Лейтенант тут повернулся — так ведь это же секретарь райкома комсомола Толя Пургин. Но как он изменился: жесткий взгляд, сердито сведенные брови. Зачем-то сняв кепку и кивнув ему, Володя опустился на траву рядом с друзьями. — Похудевший, как-то посуровевший на вид, Жека сдержанно кивнул, а Жорик схватил его руку своими мягкими ладонями, стиснул, потом снял очки, стал протирать их носовым платком. Он вроде бы похудел, а лицо его стало строже, значительнее. Володя повернулся к Жеке:
— Как твой отец?
— Уже во Владивостоке. Скоро приедет в Ленинград.
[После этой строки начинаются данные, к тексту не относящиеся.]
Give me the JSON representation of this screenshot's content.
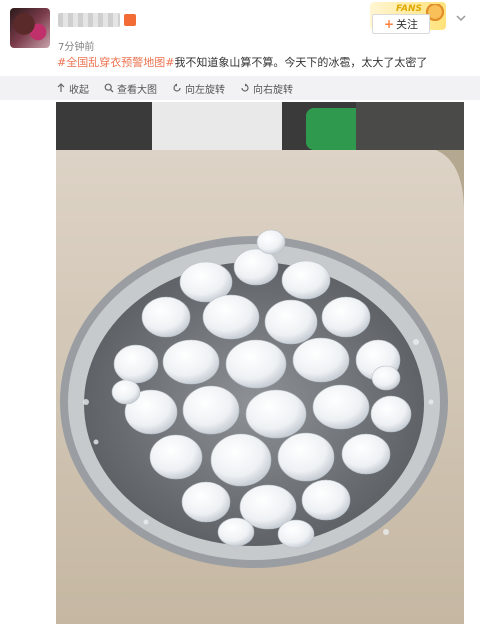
{
  "header": {
    "time": "7分钟前",
    "follow_label": "关注",
    "follow_plus": "+",
    "fans_badge_text": "FANS"
  },
  "post": {
    "hashtag": "#全国乱穿衣预警地图#",
    "text": "我不知道象山算不算。今天下的冰雹，太大了太密了"
  },
  "toolbar": {
    "items": [
      {
        "label": "收起",
        "icon": "collapse-arrow-icon"
      },
      {
        "label": "查看大图",
        "icon": "magnifier-icon"
      },
      {
        "label": "向左旋转",
        "icon": "rotate-left-icon"
      },
      {
        "label": "向右旋转",
        "icon": "rotate-right-icon"
      }
    ]
  },
  "colors": {
    "hashtag": "#eb7350",
    "follow_plus": "#ff8140",
    "toolbar_bg": "#f2f2f5",
    "time": "#808080"
  }
}
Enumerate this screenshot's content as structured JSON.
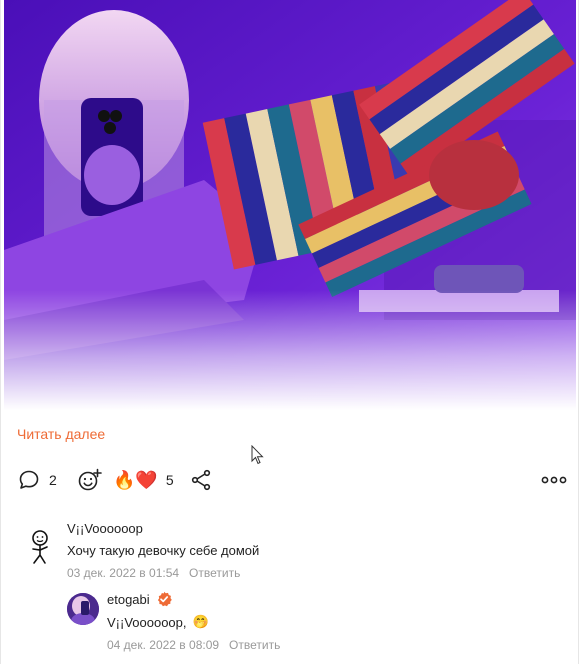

— Сотрудничаю в «Смене», — прошептал Жорик Володе на ухо. — Пишу короткие патриотические стихи. Когда печатают, когда нет. Но только без подписей. Вот, к примеру. «Нам кабалу несет фашист, на суше бей его, танкист! Сулит нам гибель злобный враг — бей на воде его…»
— Моряк!..
— …распахивая дверь в подвал или на чердак, жмись к стене. Не забывай, что из темноты твое тело очень четко видится на фоне раскрытой двери, и враг может тотчас всадить в тебя пулю, — громко говорил лейтенант Пургин, резко взмахивая рукой. — И быстрота. Все решает быстрота!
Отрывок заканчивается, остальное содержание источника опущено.